Все же власть богов простиралась куда выше обычной магии. И хотя часть божественной силы несомненно несла колдовскую природу, однако же главный дар – он был непостижим и неодолим для обычных чародеев.
– Тебя не принуждали к сему бракосочетанию, – не дождавшись ответа, напомнила прародительница скифов. – Ты мог отказаться от свадьбы еще при первых уговорах. Но ты согласился. Чтобы потом публично отринуть невесту прямо у ракитова куста. Зачем?

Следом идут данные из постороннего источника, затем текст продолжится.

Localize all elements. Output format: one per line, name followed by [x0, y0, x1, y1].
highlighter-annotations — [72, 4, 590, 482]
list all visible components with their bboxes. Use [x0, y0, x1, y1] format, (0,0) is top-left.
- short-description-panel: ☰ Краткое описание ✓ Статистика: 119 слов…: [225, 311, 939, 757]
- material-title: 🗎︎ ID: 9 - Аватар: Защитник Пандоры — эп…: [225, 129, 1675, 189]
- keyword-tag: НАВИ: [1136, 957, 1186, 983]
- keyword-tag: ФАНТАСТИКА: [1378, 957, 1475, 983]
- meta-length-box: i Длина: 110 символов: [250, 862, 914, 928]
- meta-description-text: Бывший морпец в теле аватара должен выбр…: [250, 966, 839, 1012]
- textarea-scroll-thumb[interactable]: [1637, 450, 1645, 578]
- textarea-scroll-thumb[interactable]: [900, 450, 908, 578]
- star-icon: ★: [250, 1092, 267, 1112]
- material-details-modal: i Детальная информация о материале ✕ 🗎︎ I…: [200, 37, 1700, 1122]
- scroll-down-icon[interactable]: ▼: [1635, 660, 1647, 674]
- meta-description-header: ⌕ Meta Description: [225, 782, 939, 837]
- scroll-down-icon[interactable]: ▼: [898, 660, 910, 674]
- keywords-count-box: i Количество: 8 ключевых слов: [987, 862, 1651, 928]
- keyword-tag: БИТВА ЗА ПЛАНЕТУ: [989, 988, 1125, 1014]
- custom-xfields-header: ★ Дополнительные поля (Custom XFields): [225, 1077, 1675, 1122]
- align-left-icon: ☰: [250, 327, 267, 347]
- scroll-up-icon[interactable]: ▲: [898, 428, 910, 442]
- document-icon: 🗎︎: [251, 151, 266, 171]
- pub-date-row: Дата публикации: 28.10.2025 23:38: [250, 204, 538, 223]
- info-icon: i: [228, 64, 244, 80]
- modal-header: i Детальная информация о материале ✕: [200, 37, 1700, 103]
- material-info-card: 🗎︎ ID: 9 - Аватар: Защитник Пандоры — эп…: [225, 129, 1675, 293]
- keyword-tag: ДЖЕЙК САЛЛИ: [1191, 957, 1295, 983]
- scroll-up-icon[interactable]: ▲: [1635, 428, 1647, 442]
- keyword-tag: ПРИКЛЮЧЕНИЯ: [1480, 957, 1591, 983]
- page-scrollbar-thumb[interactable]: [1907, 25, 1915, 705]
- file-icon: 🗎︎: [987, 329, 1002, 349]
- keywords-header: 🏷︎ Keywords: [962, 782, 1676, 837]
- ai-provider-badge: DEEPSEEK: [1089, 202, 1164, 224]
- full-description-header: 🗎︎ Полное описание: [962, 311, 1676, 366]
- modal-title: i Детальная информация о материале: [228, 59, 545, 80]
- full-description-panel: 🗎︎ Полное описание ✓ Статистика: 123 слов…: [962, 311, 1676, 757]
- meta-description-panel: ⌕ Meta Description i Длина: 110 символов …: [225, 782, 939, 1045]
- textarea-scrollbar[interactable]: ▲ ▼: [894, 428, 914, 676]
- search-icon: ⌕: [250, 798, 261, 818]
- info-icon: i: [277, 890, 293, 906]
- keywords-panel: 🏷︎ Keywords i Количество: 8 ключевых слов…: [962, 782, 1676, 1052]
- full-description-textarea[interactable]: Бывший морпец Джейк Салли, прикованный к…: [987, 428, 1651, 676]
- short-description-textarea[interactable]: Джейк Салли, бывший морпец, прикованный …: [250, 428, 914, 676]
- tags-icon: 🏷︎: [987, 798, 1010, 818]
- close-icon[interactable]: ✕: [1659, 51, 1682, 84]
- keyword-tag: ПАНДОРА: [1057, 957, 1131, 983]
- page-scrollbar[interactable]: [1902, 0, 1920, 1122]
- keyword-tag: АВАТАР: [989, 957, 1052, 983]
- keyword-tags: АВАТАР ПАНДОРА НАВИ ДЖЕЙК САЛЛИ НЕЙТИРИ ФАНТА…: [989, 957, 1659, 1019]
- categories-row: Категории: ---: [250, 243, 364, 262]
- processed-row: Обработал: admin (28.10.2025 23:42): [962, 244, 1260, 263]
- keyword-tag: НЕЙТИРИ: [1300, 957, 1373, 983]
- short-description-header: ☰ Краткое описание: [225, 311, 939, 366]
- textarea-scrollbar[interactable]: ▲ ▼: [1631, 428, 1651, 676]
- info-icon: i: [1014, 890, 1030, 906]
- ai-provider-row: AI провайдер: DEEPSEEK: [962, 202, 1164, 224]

– Я виноват и признаю это, великая Табити. – Юноша пошарил по груди, нащупал амулет. – Мой поступок гнусен и непростителен. Но все же я прошу прощения, богиня, ибо я и в мыслях не полагал оскорбить тебя и твою дочь. Я виноват в том, что не подумал о вас, слишком погрузившись в свои переживания. Я отказался от свадьбы из-за ссоры с матерью, а не из недоброжелательности к вам. Теперь я готов принять твой суд и наказание, великая Табити. Решай!
Сын Макоши склонил голову перед змееногой богиней.
– Не я стояла у алтаря, не я была отвергнута, не мне пришлось испить всей полноты позора, – степенно ответила женщина. – Ты должен просить прощения у моей дочери. Я поступлю так, как решит она.
Правительница степей поманила юношу, скользнула по храму. Они прошли между колоннами, остановились возле одного из пологов, свалянного из белой шерсти и украшенного разноцветными кругами, треугольниками, защитными рунами.
– Ты не занята, дочь моя? – спросила богиня.
– Нет, матушка! – отозвался изнутри звонкий голос.
– Тогда прими гостя, дитя мое. Он желает с тобой поговорить.
Юноша откинул полог и проник в светелку размером примерно десять шагов в каждую сторону. Пол ее застилали ковры, стены составляла кошма, свет сюда проникал сверху, из пространства под крышей храма. Пара сундуков, пара плетеных корзин, две широкие медные жаровни, прикрытая овчиной возвышенность у стены и три походные раскладные скамьи – обстановка выглядела богато. Сразу видно – опочивальня не просто одной из дочерей богини, а ее будущей наследницы!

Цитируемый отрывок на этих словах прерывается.